Timing is critical in caging plants. Do it early, usually in May, just as soon as the new stems appear or when planting. The stakes and ties will be hidden once the new foliage starts to grow. 
           
The third method of support is from a trellis, fence, arbor or similar structure.  You can buy many attractive trellises from garden centers or home and garden stores, suitable for vines such as clematis and sweet peas.  Or you can make your own trellis using plastic netting, poultry wire, or strings attached to a horizontal support or nails on cross beams of pipe or wood.

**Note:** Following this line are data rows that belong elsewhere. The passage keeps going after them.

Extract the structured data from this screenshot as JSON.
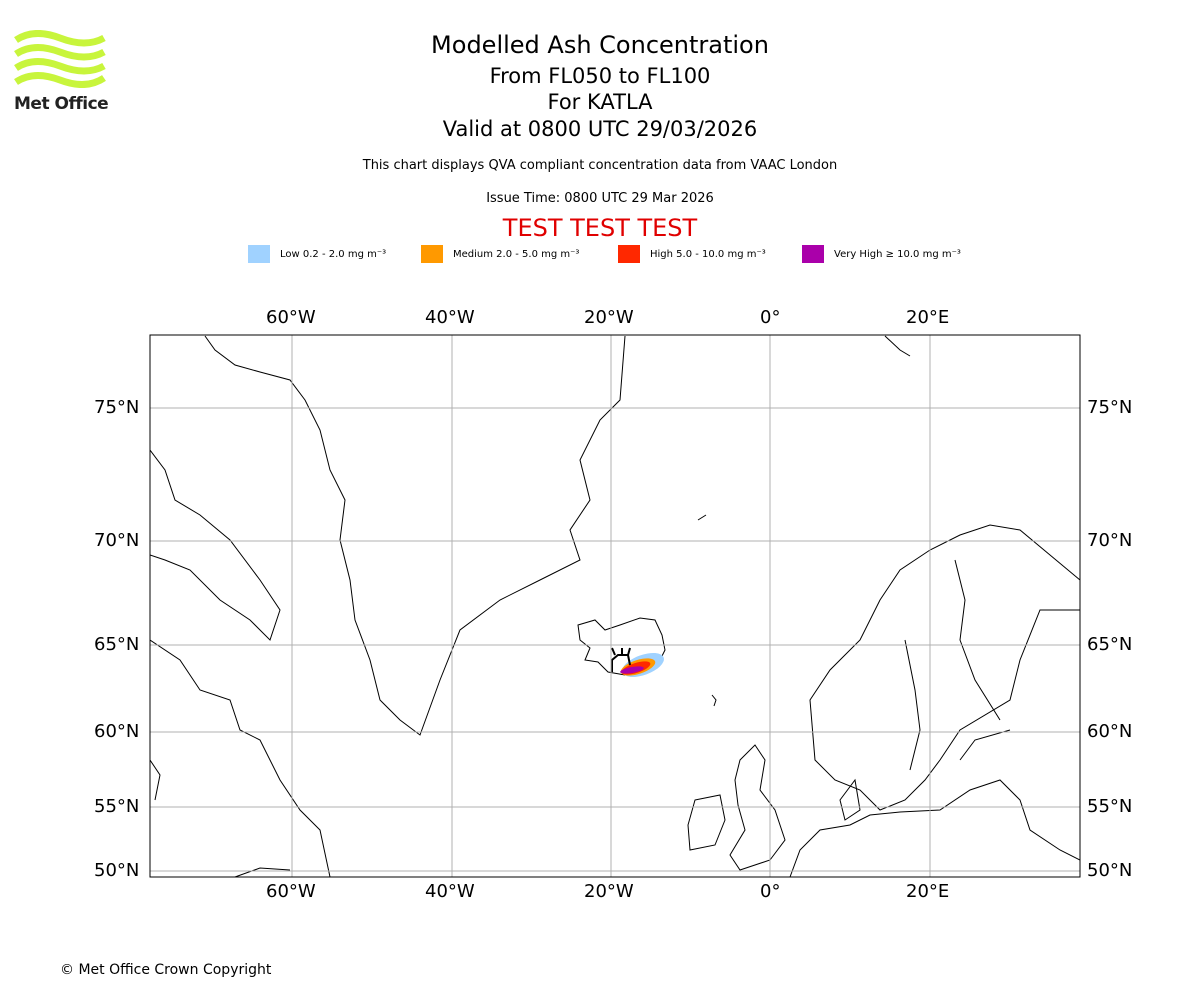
{
  "logo": {
    "text": "Met Office",
    "color": "#c8f53c"
  },
  "header": {
    "title": "Modelled Ash Concentration",
    "levels": "From FL050 to FL100",
    "volcano": "For KATLA",
    "valid": "Valid at 0800 UTC 29/03/2026",
    "note": "This chart displays QVA compliant concentration data from VAAC London",
    "issue": "Issue Time: 0800 UTC 29 Mar 2026",
    "test": "TEST TEST TEST"
  },
  "legend": [
    {
      "label": "Low 0.2 - 2.0 mg m⁻³",
      "color": "#a0d2ff"
    },
    {
      "label": "Medium 2.0 - 5.0 mg m⁻³",
      "color": "#ff9900"
    },
    {
      "label": "High 5.0 - 10.0 mg m⁻³",
      "color": "#ff2800"
    },
    {
      "label": "Very High ≥ 10.0 mg m⁻³",
      "color": "#aa00aa"
    }
  ],
  "map": {
    "lon_labels": [
      "60°W",
      "40°W",
      "20°W",
      "0°",
      "20°E"
    ],
    "lat_labels": [
      "75°N",
      "70°N",
      "65°N",
      "60°N",
      "55°N",
      "50°N"
    ]
  },
  "footer": {
    "copyright": "© Met Office Crown Copyright"
  }
}
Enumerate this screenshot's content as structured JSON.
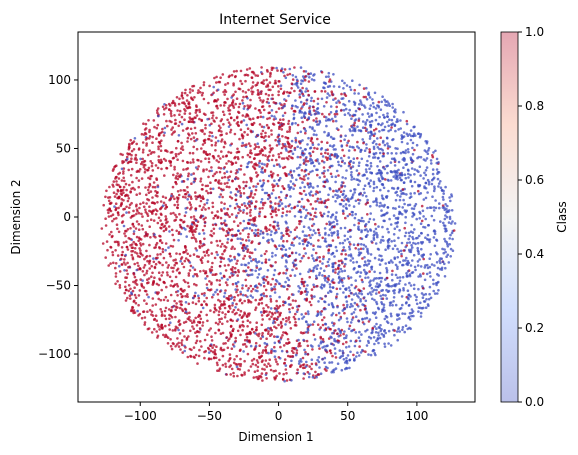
{
  "chart_data": {
    "type": "scatter",
    "title": "Internet Service",
    "xlabel": "Dimension 1",
    "ylabel": "Dimension 2",
    "xlim": [
      -145,
      142
    ],
    "ylim": [
      -135,
      135
    ],
    "xticks": [
      -100,
      -50,
      0,
      50,
      100
    ],
    "yticks": [
      -100,
      -50,
      0,
      50,
      100
    ],
    "grid": false,
    "colorbar": {
      "label": "Class",
      "range": [
        0.0,
        1.0
      ],
      "ticks": [
        0.0,
        0.2,
        0.4,
        0.6,
        0.8,
        1.0
      ],
      "tick_labels": [
        "0.0",
        "0.2",
        "0.4",
        "0.6",
        "0.8",
        "1.0"
      ],
      "colormap": "coolwarm",
      "colors": {
        "low": "#3b4cc0",
        "mid": "#dddddd",
        "high": "#b40426"
      }
    },
    "classes": [
      {
        "value": 0,
        "color": "#3b4cc0",
        "approx_region": "central and right portion of the disk"
      },
      {
        "value": 1,
        "color": "#b40426",
        "approx_region": "left rim, upper-left and lower-left arcs"
      }
    ],
    "point_cloud": {
      "shape": "roughly circular t-SNE embedding",
      "center": [
        0,
        -5
      ],
      "radius_x": 128,
      "radius_y": 115
    }
  }
}
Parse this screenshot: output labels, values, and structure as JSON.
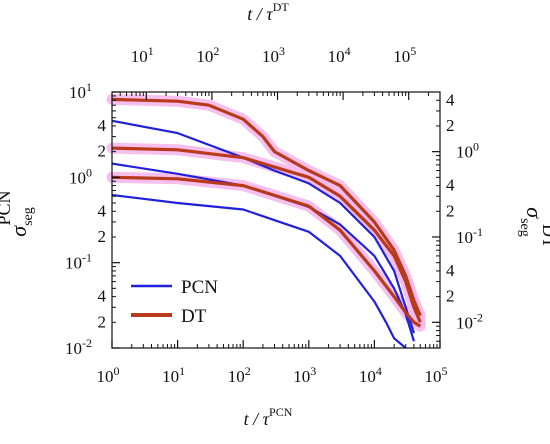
{
  "chart_data": {
    "type": "line",
    "x_bottom": {
      "label_main": "t / τ",
      "label_sup": "PCN",
      "scale": "log",
      "range": [
        1,
        100000
      ],
      "ticks": [
        {
          "b": "10",
          "e": "0",
          "v": 1
        },
        {
          "b": "10",
          "e": "1",
          "v": 10
        },
        {
          "b": "10",
          "e": "2",
          "v": 100
        },
        {
          "b": "10",
          "e": "3",
          "v": 1000
        },
        {
          "b": "10",
          "e": "4",
          "v": 10000
        },
        {
          "b": "10",
          "e": "5",
          "v": 100000
        }
      ]
    },
    "x_top": {
      "label_main": "t / τ",
      "label_sup": "DT",
      "scale": "log",
      "range": [
        3,
        300000
      ],
      "ticks": [
        {
          "b": "10",
          "e": "1",
          "v": 10
        },
        {
          "b": "10",
          "e": "2",
          "v": 100
        },
        {
          "b": "10",
          "e": "3",
          "v": 1000
        },
        {
          "b": "10",
          "e": "4",
          "v": 10000
        },
        {
          "b": "10",
          "e": "5",
          "v": 100000
        }
      ]
    },
    "y_left": {
      "label_main": "σ",
      "label_sub": "seg",
      "label_sup": "PCN",
      "scale": "log",
      "range": [
        0.01,
        10
      ],
      "ticks": [
        {
          "b": "10",
          "e": "-2",
          "v": 0.01
        },
        {
          "b": "10",
          "e": "-1",
          "v": 0.1
        },
        {
          "b": "10",
          "e": "0",
          "v": 1
        },
        {
          "b": "10",
          "e": "1",
          "v": 10
        }
      ],
      "minor_labels": [
        {
          "t": "2",
          "v": 0.02
        },
        {
          "t": "4",
          "v": 0.04
        },
        {
          "t": "2",
          "v": 0.2
        },
        {
          "t": "4",
          "v": 0.4
        },
        {
          "t": "2",
          "v": 2
        },
        {
          "t": "4",
          "v": 4
        }
      ]
    },
    "y_right": {
      "label_main": "σ",
      "label_sub": "seg",
      "label_sup": "DT",
      "scale": "log",
      "range": [
        0.005,
        5
      ],
      "ticks": [
        {
          "b": "10",
          "e": "-2",
          "v": 0.01
        },
        {
          "b": "10",
          "e": "-1",
          "v": 0.1
        },
        {
          "b": "10",
          "e": "0",
          "v": 1
        }
      ],
      "minor_labels": [
        {
          "t": "2",
          "v": 0.02
        },
        {
          "t": "4",
          "v": 0.04
        },
        {
          "t": "2",
          "v": 0.2
        },
        {
          "t": "4",
          "v": 0.4
        },
        {
          "t": "2",
          "v": 2
        },
        {
          "t": "4",
          "v": 4
        }
      ]
    },
    "legend": {
      "position": "bottom-left",
      "entries": [
        {
          "name": "PCN",
          "color": "#2020dd"
        },
        {
          "name": "DT",
          "color": "#b83a1a"
        }
      ]
    },
    "series": [
      {
        "name": "PCN",
        "color": "#2020dd",
        "x": [
          1,
          10,
          100,
          300,
          1000,
          3000,
          10000,
          20000,
          30000,
          40000
        ],
        "y": [
          4.6,
          3.3,
          1.7,
          1.2,
          0.85,
          0.5,
          0.2,
          0.08,
          0.03,
          0.015
        ]
      },
      {
        "name": "PCN",
        "color": "#2020dd",
        "x": [
          1,
          10,
          100,
          1000,
          3000,
          10000,
          20000,
          30000,
          40000
        ],
        "y": [
          1.45,
          1.1,
          0.8,
          0.45,
          0.28,
          0.12,
          0.05,
          0.025,
          0.012
        ]
      },
      {
        "name": "PCN",
        "color": "#2020dd",
        "x": [
          1,
          10,
          100,
          1000,
          3000,
          10000,
          15000,
          20000,
          30000
        ],
        "y": [
          0.62,
          0.5,
          0.42,
          0.23,
          0.12,
          0.035,
          0.02,
          0.013,
          0.01
        ]
      },
      {
        "name": "DT",
        "color": "#b83a1a",
        "x": [
          1,
          10,
          30,
          100,
          200,
          300,
          1000,
          3000,
          10000,
          20000,
          30000,
          40000,
          50000
        ],
        "y": [
          4.1,
          3.9,
          3.5,
          2.4,
          1.5,
          1.0,
          0.6,
          0.4,
          0.15,
          0.07,
          0.035,
          0.018,
          0.012
        ]
      },
      {
        "name": "DT",
        "color": "#b83a1a",
        "x": [
          1,
          10,
          100,
          1000,
          3000,
          10000,
          20000,
          30000,
          40000,
          50000
        ],
        "y": [
          1.1,
          1.05,
          0.85,
          0.5,
          0.3,
          0.12,
          0.06,
          0.03,
          0.015,
          0.01
        ]
      },
      {
        "name": "DT",
        "color": "#b83a1a",
        "x": [
          1,
          10,
          100,
          1000,
          3000,
          10000,
          20000,
          30000,
          40000,
          50000
        ],
        "y": [
          0.5,
          0.48,
          0.4,
          0.23,
          0.12,
          0.04,
          0.02,
          0.013,
          0.01,
          0.009
        ]
      }
    ]
  }
}
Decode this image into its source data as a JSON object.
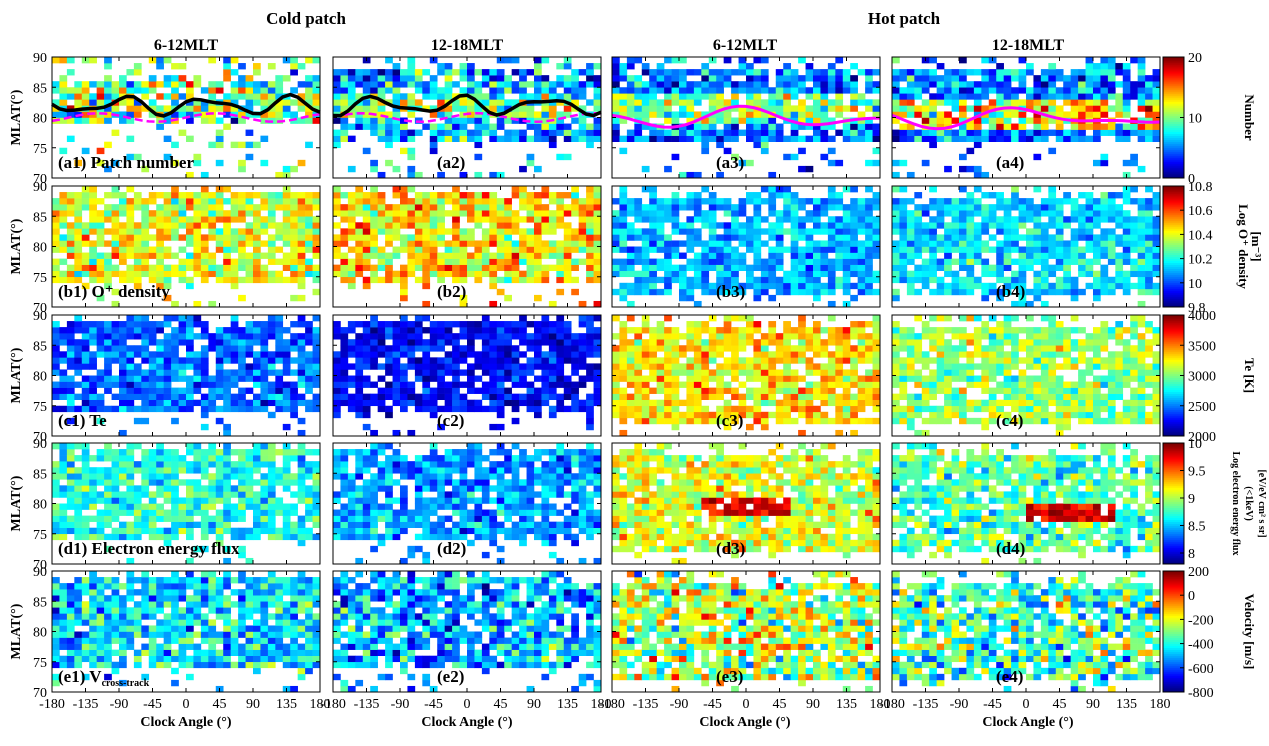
{
  "figure": {
    "group_titles": [
      "Cold patch",
      "Hot patch"
    ],
    "column_titles": [
      "6-12MLT",
      "12-18MLT",
      "6-12MLT",
      "12-18MLT"
    ],
    "x_axis_label": "Clock Angle (°)",
    "y_axis_label": "MLAT(°)"
  },
  "chart_data": {
    "type": "heatmap",
    "x_ticks": [
      -180,
      -135,
      -90,
      -45,
      0,
      45,
      90,
      135,
      180
    ],
    "x_tick_labels": [
      "-180",
      "-135",
      "-90",
      "-45",
      "0",
      "45",
      "90",
      "135",
      "180"
    ],
    "y_ticks": [
      70,
      75,
      80,
      85,
      90
    ],
    "xlim": [
      -180,
      180
    ],
    "ylim": [
      70,
      90
    ],
    "grid": false,
    "rows": [
      {
        "key": "a",
        "quantity": "Patch number",
        "colorbar_label": "Number",
        "colorbar_label_lines": [
          "Number"
        ],
        "colorbar_range": [
          0,
          20
        ],
        "colorbar_ticks": [
          0,
          10,
          20
        ],
        "panel_labels": [
          "(a1) Patch number",
          "(a2)",
          "(a3)",
          "(a4)"
        ],
        "panels": [
          {
            "column": "6-12MLT",
            "group": "Cold patch",
            "band": [
              79,
              86
            ],
            "core": [
              81,
              84
            ],
            "mean": 9,
            "spread": 6,
            "core_boost": 2,
            "rel_per_bin": [
              80,
              81,
              82,
              82
            ],
            "lower_curve": "magenta",
            "upper_curve": "black"
          },
          {
            "column": "12-18MLT",
            "group": "Cold patch",
            "band": [
              76,
              88
            ],
            "core": [
              80,
              84
            ],
            "mean": 6,
            "spread": 5,
            "core_boost": 3,
            "rel_per_bin": [
              80,
              81,
              82,
              82
            ]
          },
          {
            "column": "6-12MLT",
            "group": "Hot patch",
            "band": [
              76,
              88
            ],
            "core": [
              79,
              84
            ],
            "mean": 5,
            "spread": 4,
            "core_boost": 5
          },
          {
            "column": "12-18MLT",
            "group": "Hot patch",
            "band": [
              76,
              88
            ],
            "core": [
              78,
              83
            ],
            "mean": 5,
            "spread": 4,
            "core_boost": 8
          }
        ]
      },
      {
        "key": "b",
        "quantity": "O+ density",
        "colorbar_label": "Log O+ density [m-3]",
        "colorbar_label_lines": [
          "Log O⁺ density",
          "[m⁻³]"
        ],
        "colorbar_range": [
          9.8,
          10.8
        ],
        "colorbar_ticks": [
          9.8,
          10,
          10.2,
          10.4,
          10.6,
          10.8
        ],
        "panel_labels": [
          "(b1) O⁺ density",
          "(b2)",
          "(b3)",
          "(b4)"
        ],
        "panels": [
          {
            "mean": 10.4,
            "spread": 0.18
          },
          {
            "mean": 10.45,
            "spread": 0.2
          },
          {
            "mean": 10.1,
            "spread": 0.12
          },
          {
            "mean": 10.15,
            "spread": 0.13
          }
        ]
      },
      {
        "key": "c",
        "quantity": "Te",
        "colorbar_label": "Te [K]",
        "colorbar_label_lines": [
          "Te [K]"
        ],
        "colorbar_range": [
          2000,
          4000
        ],
        "colorbar_ticks": [
          2000,
          2500,
          3000,
          3500,
          4000
        ],
        "panel_labels": [
          "(c1) Te",
          "(c2)",
          "(c3)",
          "(c4)"
        ],
        "panels": [
          {
            "mean": 2450,
            "spread": 250
          },
          {
            "mean": 2250,
            "spread": 200
          },
          {
            "mean": 3300,
            "spread": 300
          },
          {
            "mean": 3050,
            "spread": 300
          }
        ]
      },
      {
        "key": "d",
        "quantity": "Electron energy flux",
        "colorbar_label": "Log electron energy flux (<1keV) [eV/eV cm2 s sr]",
        "colorbar_label_lines": [
          "Log electron energy flux",
          "(<1keV)",
          "[eV/eV cm² s sr]"
        ],
        "colorbar_range": [
          7.8,
          10
        ],
        "colorbar_ticks": [
          8,
          8.5,
          9,
          9.5,
          10
        ],
        "panel_labels": [
          "(d1) Electron energy flux",
          "(d2)",
          "(d3)",
          "(d4)"
        ],
        "panels": [
          {
            "mean": 8.7,
            "spread": 0.3
          },
          {
            "mean": 8.4,
            "spread": 0.3
          },
          {
            "mean": 9.1,
            "spread": 0.35,
            "hot": [
              -60,
              60,
              78,
              81
            ]
          },
          {
            "mean": 8.8,
            "spread": 0.35,
            "hot": [
              0,
              120,
              77,
              80
            ]
          }
        ]
      },
      {
        "key": "e",
        "quantity": "V cross-track",
        "colorbar_label": "Velocity [m/s]",
        "colorbar_label_lines": [
          "Velocity [m/s]"
        ],
        "colorbar_range": [
          -800,
          200
        ],
        "colorbar_ticks": [
          -800,
          -600,
          -400,
          -200,
          0,
          200
        ],
        "panel_labels": [
          "(e1) V",
          "(e2)",
          "(e3)",
          "(e4)"
        ],
        "panel_label_subscript": "cross-track",
        "panels": [
          {
            "mean": -450,
            "spread": 200
          },
          {
            "mean": -500,
            "spread": 200
          },
          {
            "mean": -250,
            "spread": 250
          },
          {
            "mean": -350,
            "spread": 250
          }
        ]
      }
    ],
    "curves": [
      {
        "name": "magenta",
        "panels": [
          "a1",
          "a2",
          "a3",
          "a4"
        ],
        "color": "#ff00ff",
        "style": "dashed in cold, solid in hot",
        "approx_level": 80
      },
      {
        "name": "black",
        "panels": [
          "a1",
          "a2"
        ],
        "color": "#000000",
        "style": "solid",
        "approx_level": 82
      }
    ]
  },
  "colors": {
    "colormap": "jet",
    "background": "#ffffff",
    "axes": "#000000"
  }
}
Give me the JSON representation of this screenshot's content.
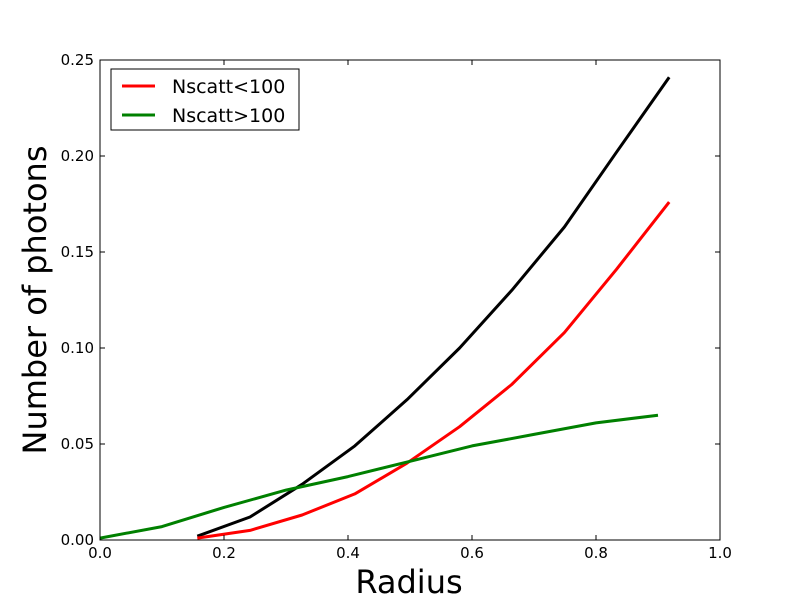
{
  "chart_data": {
    "type": "line",
    "xlabel": "Radius",
    "ylabel": "Number of photons",
    "xlim": [
      0.0,
      1.0
    ],
    "ylim": [
      0.0,
      0.25
    ],
    "xticks": [
      "0.0",
      "0.2",
      "0.4",
      "0.6",
      "0.8",
      "1.0"
    ],
    "yticks": [
      "0.00",
      "0.05",
      "0.10",
      "0.15",
      "0.20",
      "0.25"
    ],
    "grid": false,
    "legend_position": "top-left",
    "series": [
      {
        "color": "#000000",
        "x": [
          0.157,
          0.242,
          0.326,
          0.411,
          0.495,
          0.58,
          0.664,
          0.749,
          0.833,
          0.918
        ],
        "y": [
          0.002,
          0.012,
          0.029,
          0.049,
          0.073,
          0.1,
          0.13,
          0.163,
          0.202,
          0.241
        ]
      },
      {
        "name": "Nscatt<100",
        "color": "#ff0000",
        "x": [
          0.157,
          0.242,
          0.326,
          0.411,
          0.495,
          0.58,
          0.664,
          0.749,
          0.833,
          0.918
        ],
        "y": [
          0.001,
          0.005,
          0.013,
          0.024,
          0.04,
          0.059,
          0.081,
          0.108,
          0.141,
          0.176
        ]
      },
      {
        "name": "Nscatt>100",
        "color": "#008000",
        "x": [
          0.0,
          0.1,
          0.2,
          0.3,
          0.4,
          0.5,
          0.6,
          0.7,
          0.8,
          0.9
        ],
        "y": [
          0.001,
          0.007,
          0.017,
          0.026,
          0.033,
          0.041,
          0.049,
          0.055,
          0.061,
          0.065
        ]
      }
    ]
  }
}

Such homemade and temporary trellises often are seen in vegetable gardens.
            
Consider recycled materials for trellises, such as old bicycle rims.  Simply remove the spokes, place one on the ground and one above on a stake.  Then string twine from top to bottom through the spoke holes left in the rims.  Another recycled support for lower vines such as morning glories is an old umbrella frame.  Simply remove the cloth, open the frame, and place over the plant.  The vines will then grow on and cover the wire supports, making an umbrella shape.
           
A natural method for smaller vines is to use a dead branch with many twigs, pushed into the ground next to plants such as sweet peas.  These then grow over the branches, covering them, and creating the effect of a flowering tree.  Popular in England is to use branches, such as from alders and other fast growing shrubs, stuck in the ground, then bent over and interwoven about 2 feet off the ground.  This provides a natural looking plane for perennial stems to grow through, and is effective for single plants or large groupings.  I’ve used cut limbs from small trees and stems from large shrubs, laced together into a teepee shape, for beans.
           
If you have a row of plants, such as peas, consider a fence of netting or poultry wire.  For fruiting shrubs and vines that need support, many use wooden supports at the ends, with heavy-gauge wire running between them on each side of a row of raspberries, or down the middle for grapes.
           
Culture and design will affect the need to stake plants. Generally, the more formal the garden, the more likely staking will be needed to keep plants in their place. You also may need to stake plants if your garden is in a windy spot, or where there is heavy rainfall.  Sun-loving perennials usually get taller and weaker when grown in shade, so may need staking there but not if in sun.  If plants are too crowded, they may get taller than normal, so need staking. 
           
Many perennials, like snakeroot, ornamental grasses, daylilies, Siberian irises, beebalm, and purple coneflowers usually can be left alone.  If a plant such as Autumn Joy sedum flops, perhaps it merely needs dividing, or less fertile soil.
           
As an alternative to staking, when choosing plants, consider dwarf varieties if they exist.  You might grow bush beans instead of vining ones, for instance.  For perennials that bloom in late summer, consider cutting them back half way in early summer.  This may delay bloom a couple weeks, which helps pollinators, and will result in bushier and shorter plants.